According to Mailbird’s Email Overload Survey, 40% of workers receive roughly 61-100 emails every day, but only around 10% of them have any relevance to their workload.  

As a result, critical work-related emails can be hard to find. One third of workers surveyed said they need to spend three to five hours per week managing their email inboxes — 39% say they spend more than six hours per week managing emails.   

When workers have to spend considerable time digging through their inboxes to find relevant emails, it becomes frustrating and time-wasting. Workers could undoubtedly spend six-plus hours each week doing more productive and meaningful activities.  

No escape from email stress 

It is evident from Mailbird’s research that part of the stress related to work emails comes from their perpetual accessibility through smartphones. 

Before the internet, emails and smartphones, time outside of work hours was typically a break from seeing work-related materials. It was customary to associate that time with intrinsically reducing stress levels.   

Things are much more complicated than that now because of constant access to emails on smartphones, which most people carry with them all day.  

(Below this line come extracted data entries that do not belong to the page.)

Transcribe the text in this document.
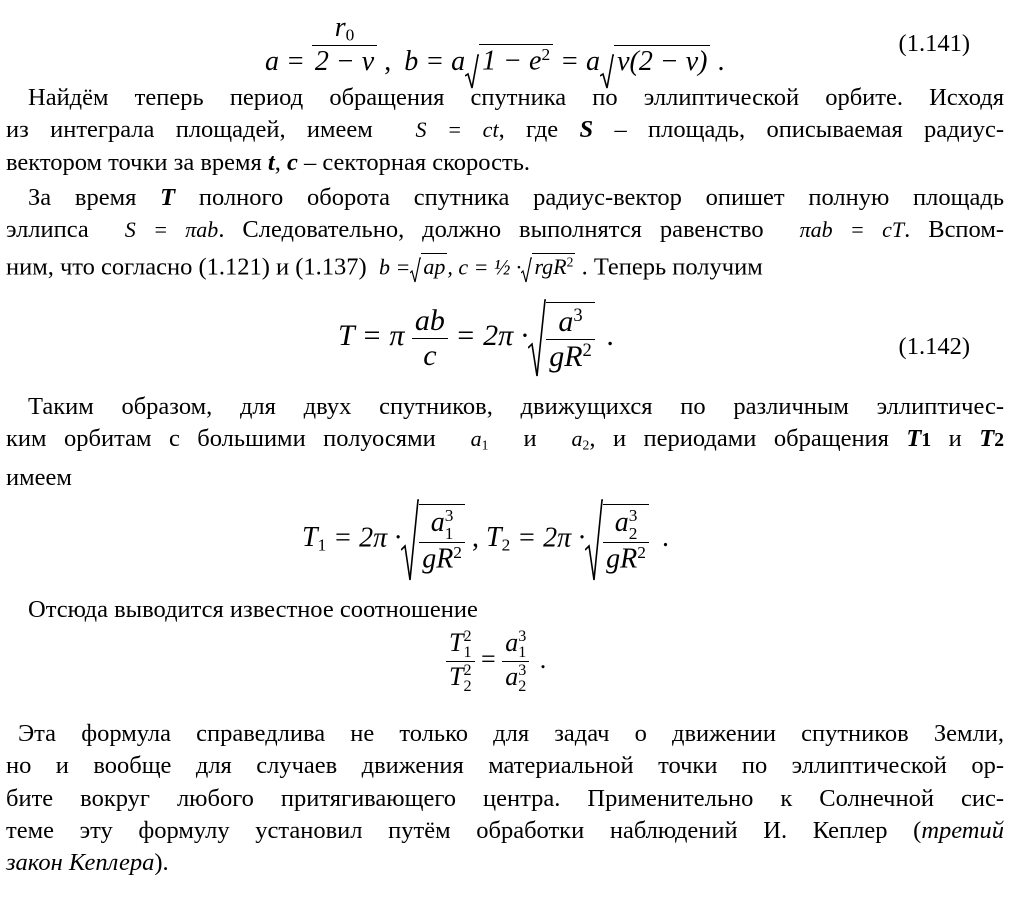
$a = \frac{r_0}{2 - \nu}$ , b = a $1 - e^2 = a$ ν(2 − ν) .
(1.141)
Найдём теперь период обращения спутника по эллиптической орбите. Исходя
из интеграла площадей, имеем S = ct, где S – площадь, описываемая радиус-
вектором точки за время t, c – секторная скорость.
За время T полного оборота спутника радиус-вектор опишет полную площадь
эллипса S = πab. Следовательно, должно выполнятся равенство πab = cT. Вспом-
ним, что согласно (1.121) и (1.137) b = ap, c = ½ · rgR$^2$ . Теперь получим
T = π $\frac{ab}{c} = 2\pi \cdot \frac{a^3}{gR^2}$ .	(1.142)
Таким образом, для двух спутников, движущихся по различным эллиптичес-
ким орбитам с большими полуосями $a_1$ и $a_2$, и периодами обращения T1 и T2
имеем
$T_1 = 2\pi \cdot a$ 3
1
$gR^2$ , $T_2 = 2\pi \cdot a$ 3
2
$gR^2$ .
Отсюда выводится известное соотношение
T 2
1
T 2
2 = a 3
1
a 3
2 .
Эта формула справедлива не только для задач о движении спутников Земли,
но и вообще для случаев движения материальной точки по эллиптической ор-
бите вокруг любого притягивающего центра. Применительно к Солнечной сис-
теме эту формулу установил путём обработки наблюдений И. Кеплер (третий
закон Кеплера).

For example, if a few hours go by without checking emails, most workers (71.1%) will not become stressed. However, that lowers to just half (51.6%) when workers ignore emails for a whole weekend; and a mere 15.6% when a week has passed with neglecting emails.  

In other words, there is a strong correlation between the duration of time workers do not look at their work-related emails and stress levels.  

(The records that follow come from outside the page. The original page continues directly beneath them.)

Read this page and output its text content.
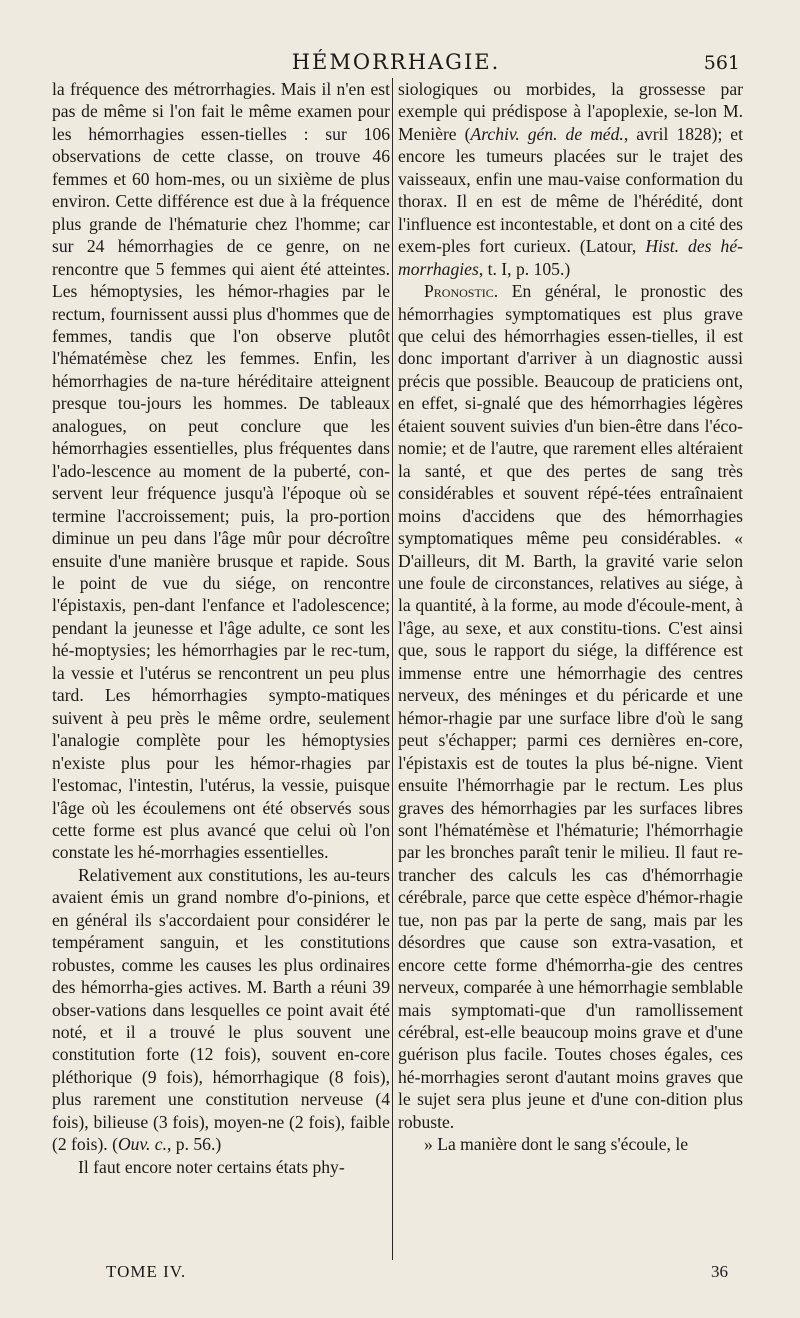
HÉMORRHAGIE.	561

la fréquence des métrorrhagies. Mais il n'en est pas de même si l'on fait le même examen pour les hémorrhagies essen-tielles : sur 106 observations de cette classe, on trouve 46 femmes et 60 hom-mes, ou un sixième de plus environ. Cette différence est due à la fréquence plus grande de l'hématurie chez l'homme; car sur 24 hémorrhagies de ce genre, on ne rencontre que 5 femmes qui aient été atteintes. Les hémoptysies, les hémor-rhagies par le rectum, fournissent aussi plus d'hommes que de femmes, tandis que l'on observe plutôt l'hématémèse chez les femmes. Enfin, les hémorrhagies de na-ture héréditaire atteignent presque tou-jours les hommes. De tableaux analogues, on peut conclure que les hémorrhagies essentielles, plus fréquentes dans l'ado-lescence au moment de la puberté, con-servent leur fréquence jusqu'à l'époque où se termine l'accroissement; puis, la pro-portion diminue un peu dans l'âge mûr pour décroître ensuite d'une manière brusque et rapide. Sous le point de vue du siége, on rencontre l'épistaxis, pen-dant l'enfance et l'adolescence; pendant la jeunesse et l'âge adulte, ce sont les hé-moptysies; les hémorrhagies par le rec-tum, la vessie et l'utérus se rencontrent un peu plus tard. Les hémorrhagies sympto-matiques suivent à peu près le même ordre, seulement l'analogie complète pour les hémoptysies n'existe plus pour les hémor-rhagies par l'estomac, l'intestin, l'utérus, la vessie, puisque l'âge où les écoulemens ont été observés sous cette forme est plus avancé que celui où l'on constate les hé-morrhagies essentielles.

Relativement aux constitutions, les au-teurs avaient émis un grand nombre d'o-pinions, et en général ils s'accordaient pour considérer le tempérament sanguin, et les constitutions robustes, comme les causes les plus ordinaires des hémorrha-gies actives. M. Barth a réuni 39 obser-vations dans lesquelles ce point avait été noté, et il a trouvé le plus souvent une constitution forte (12 fois), souvent en-core pléthorique (9 fois), hémorrhagique (8 fois), plus rarement une constitution nerveuse (4 fois), bilieuse (3 fois), moyen-ne (2 fois), faible (2 fois). (Ouv. c., p. 56.)

Il faut encore noter certains états phy-

siologiques ou morbides, la grossesse par exemple qui prédispose à l'apoplexie, se-lon M. Menière (Archiv. gén. de méd., avril 1828); et encore les tumeurs placées sur le trajet des vaisseaux, enfin une mau-vaise conformation du thorax. Il en est de même de l'hérédité, dont l'influence est incontestable, et dont on a cité des exem-ples fort curieux. (Latour, Hist. des hé-morrhagies, t. I, p. 105.)

Pronostic. En général, le pronostic des hémorrhagies symptomatiques est plus grave que celui des hémorrhagies essen-tielles, il est donc important d'arriver à un diagnostic aussi précis que possible. Beaucoup de praticiens ont, en effet, si-gnalé que des hémorrhagies légères étaient souvent suivies d'un bien-être dans l'éco-nomie; et de l'autre, que rarement elles altéraient la santé, et que des pertes de sang très considérables et souvent répé-tées entraînaient moins d'accidens que des hémorrhagies symptomatiques même peu considérables. « D'ailleurs, dit M. Barth, la gravité varie selon une foule de circonstances, relatives au siége, à la quantité, à la forme, au mode d'écoule-ment, à l'âge, au sexe, et aux constitu-tions. C'est ainsi que, sous le rapport du siége, la différence est immense entre une hémorrhagie des centres nerveux, des méninges et du péricarde et une hémor-rhagie par une surface libre d'où le sang peut s'échapper; parmi ces dernières en-core, l'épistaxis est de toutes la plus bé-nigne. Vient ensuite l'hémorrhagie par le rectum. Les plus graves des hémorrhagies par les surfaces libres sont l'hématémèse et l'hématurie; l'hémorrhagie par les bronches paraît tenir le milieu. Il faut re-trancher des calculs les cas d'hémorrhagie cérébrale, parce que cette espèce d'hémor-rhagie tue, non pas par la perte de sang, mais par les désordres que cause son extra-vasation, et encore cette forme d'hémorrha-gie des centres nerveux, comparée à une hémorrhagie semblable mais symptomati-que d'un ramollissement cérébral, est-elle beaucoup moins grave et d'une guérison plus facile. Toutes choses égales, ces hé-morrhagies seront d'autant moins graves que le sujet sera plus jeune et d'une con-dition plus robuste.

» La manière dont le sang s'écoule, le

TOME IV.	36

This type of correlation is not unique to the age of modern technology. For example, Friedrich Nietzsche’s philosophy from the late 19th century suggests that it is an essential attribute of human nature to become uneased by such inactivity from work.  

Constant email access has amplified this correlation of stress and inactivity with work; 48.8% of workers rank missing out on critical work-related emails as the deepest concern in relation to stress from not checking emails.  

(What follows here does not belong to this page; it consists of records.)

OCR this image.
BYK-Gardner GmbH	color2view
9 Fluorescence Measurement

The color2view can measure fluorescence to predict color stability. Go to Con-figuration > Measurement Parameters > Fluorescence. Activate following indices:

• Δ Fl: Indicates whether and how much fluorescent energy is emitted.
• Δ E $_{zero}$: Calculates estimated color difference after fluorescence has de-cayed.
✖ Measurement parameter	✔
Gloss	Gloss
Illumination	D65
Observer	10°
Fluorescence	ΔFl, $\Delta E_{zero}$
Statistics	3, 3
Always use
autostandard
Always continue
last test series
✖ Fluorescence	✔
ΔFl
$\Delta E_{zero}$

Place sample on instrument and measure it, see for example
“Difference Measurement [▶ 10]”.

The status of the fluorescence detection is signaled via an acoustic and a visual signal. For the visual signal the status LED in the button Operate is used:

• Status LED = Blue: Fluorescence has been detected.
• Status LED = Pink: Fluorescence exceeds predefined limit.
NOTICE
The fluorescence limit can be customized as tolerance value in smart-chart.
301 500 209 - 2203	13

However, this problem is essentially tied to workers’ cluttered emails.  

Organize and eliminate to decrease stress 

Here are two strategies to cope with cluttered email inboxes and lower stress.  

1. Deleting work-related apps 

The first strategy worth considering is deleting all work-related materials from your phone and letting others at work know you’ve done so.  

“It is stressful to feel the need to check all the time.”  

Saying something like this will get others to understand and respect your choice in most workspaces; work-related emails are rarely important enough that they cannot wait until workers are in the office during work hours to see them.  

When you’ve established such a norm with yourself and your colleagues, the exterior standard of needing to check emails outside of work hours will likely have less of an influence and, therefore, will produce less stress.  

2. Managing email inbox size and inputs. 

In some workspaces, however, constant contact is non-negotiable. In these and all other cases, managing email inbox size and inputs is critical. However, spending several hours a week doing so is untenable and needs a viable and widely applicable alternative.   

Of the respondents in Mailbird’s report, 60% said that unsubscribing from unnecessary, irrelevant, or unread newsletters or email marketing campaigns helped them to manage inbox size successfully, whereas 49% say email filters are the favorite practices for email management.  

Getting at the sources of most incoming emails — social media, marketing campaigns, subscriptions, spam, industry news, etc. — and eliminating those that are unnecessary is crucial to managing email size.  

Determining which are necessary can be a challenge for many workers, as 73% say there is no formal sense of which emails are work-crucial and which are not. Consulting with managers and coworkers may help resolve ambiguities on priorities.  

Once that has been accomplished, deleting the excess may be time-consuming, and companies could consider investing in email cleaning software that can streamline this entire process, thus making it all the less stressful for workers.